Pierre: There were six paying members of the gym at the time, on St. James's Square. You look at it and you're like, wow, that's pretty bad. Because it was pretty bad. But we always had a sense of wanting to improve it. We then took quite a slow route to get to that place. I was listening to something previously, this guy had worked in the same place for 18 years. Then he went off and started another business, which became a runaway success. He said, I had an 18-year MBA. it was just a learning process for him. And that's what we did.

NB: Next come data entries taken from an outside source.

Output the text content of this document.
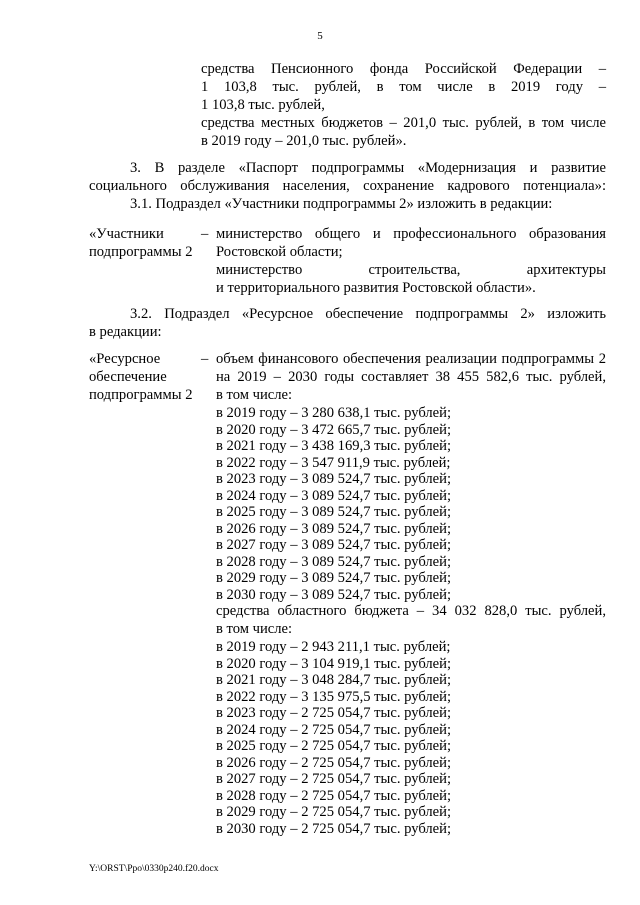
5
средства Пенсионного фонда Российской Федерации –
1 103,8 тыс. рублей, в том числе в 2019 году –
1 103,8 тыс. рублей,
средства местных бюджетов – 201,0 тыс. рублей, в том числе
в 2019 году – 201,0 тыс. рублей».
3. В разделе «Паспорт подпрограммы «Модернизация и развитие
социального обслуживания населения, сохранение кадрового потенциала»:
3.1. Подраздел «Участники подпрограммы 2» изложить в редакции:
«Участники
подпрограммы 2
– министерство общего и профессионального образования
Ростовской области;
министерство строительства, архитектуры
и территориального развития Ростовской области».
3.2. Подраздел «Ресурсное обеспечение подпрограммы 2» изложить
в редакции:
«Ресурсное
обеспечение
подпрограммы 2
– объем финансового обеспечения реализации подпрограммы 2
на 2019 – 2030 годы составляет 38 455 582,6 тыс. рублей,
в том числе:
в 2019 году – 3 280 638,1 тыс. рублей;
в 2020 году – 3 472 665,7 тыс. рублей;
в 2021 году – 3 438 169,3 тыс. рублей;
в 2022 году – 3 547 911,9 тыс. рублей;
в 2023 году – 3 089 524,7 тыс. рублей;
в 2024 году – 3 089 524,7 тыс. рублей;
в 2025 году – 3 089 524,7 тыс. рублей;
в 2026 году – 3 089 524,7 тыс. рублей;
в 2027 году – 3 089 524,7 тыс. рублей;
в 2028 году – 3 089 524,7 тыс. рублей;
в 2029 году – 3 089 524,7 тыс. рублей;
в 2030 году – 3 089 524,7 тыс. рублей;
средства областного бюджета – 34 032 828,0 тыс. рублей,
в том числе:
в 2019 году – 2 943 211,1 тыс. рублей;
в 2020 году – 3 104 919,1 тыс. рублей;
в 2021 году – 3 048 284,7 тыс. рублей;
в 2022 году – 3 135 975,5 тыс. рублей;
в 2023 году – 2 725 054,7 тыс. рублей;
в 2024 году – 2 725 054,7 тыс. рублей;
в 2025 году – 2 725 054,7 тыс. рублей;
в 2026 году – 2 725 054,7 тыс. рублей;
в 2027 году – 2 725 054,7 тыс. рублей;
в 2028 году – 2 725 054,7 тыс. рублей;
в 2029 году – 2 725 054,7 тыс. рублей;
в 2030 году – 2 725 054,7 тыс. рублей;
Y:\ORST\Ppo\0330p240.f20.docx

Basing big bold and risky decisions on values and gut feel
Pierre: I remember landing in February. February in Cape town is a fairly amazing time of the year. I'd been on the beach in the morning. I got on the plane. I still got off the plane in Heathrow wearing shorts, flip flops, a t-shirt and a little jumper, sand on my feet. And obviously you've got met with London in February. People don't write a lot of poems about London in February. It's a fairly dark time. So that was a bit of a rude awakening I think is probably the best way to put it.
Pierre: I was working as a consultant at the time. And Jo was just about to go on maternity leave, when working self-employed! There was no safety net. It was basically just the two of us. And then I quit my job and said let's do this thing.
Joana: It was all very much unstable at that stage. We both felt that there was something more there to be had. And so we keep going. I think it was not even something we'd discussed: should we do this? Is this right? Is this gonna work? We were maybe a little bit more naive.
Joana: We'd never even discussed plan B. Pierre: To bear in mind, this is 2008, 20th of December. So the world had basically fallen on everyone's heads. If you think about it, it's not maybe the smartest play. Joana: still we didn't question it. Thinking about it now, not questioning, it was really crazy.
Pierre: We both believed that if it didn't work, we could probably end up getting a job, doing what we were previously doing. We had good enough contacts that probably if push came to shove, we could have gone back into it. It felt like we had a bit of a safety net.
Joana: Gut feeling: You can feel it’s right, or it can feel it's wrong. Often we overthink things, we over discuss things and then we just go. But if it feels right now, then I act on it right now. it's what's led us quite a lot.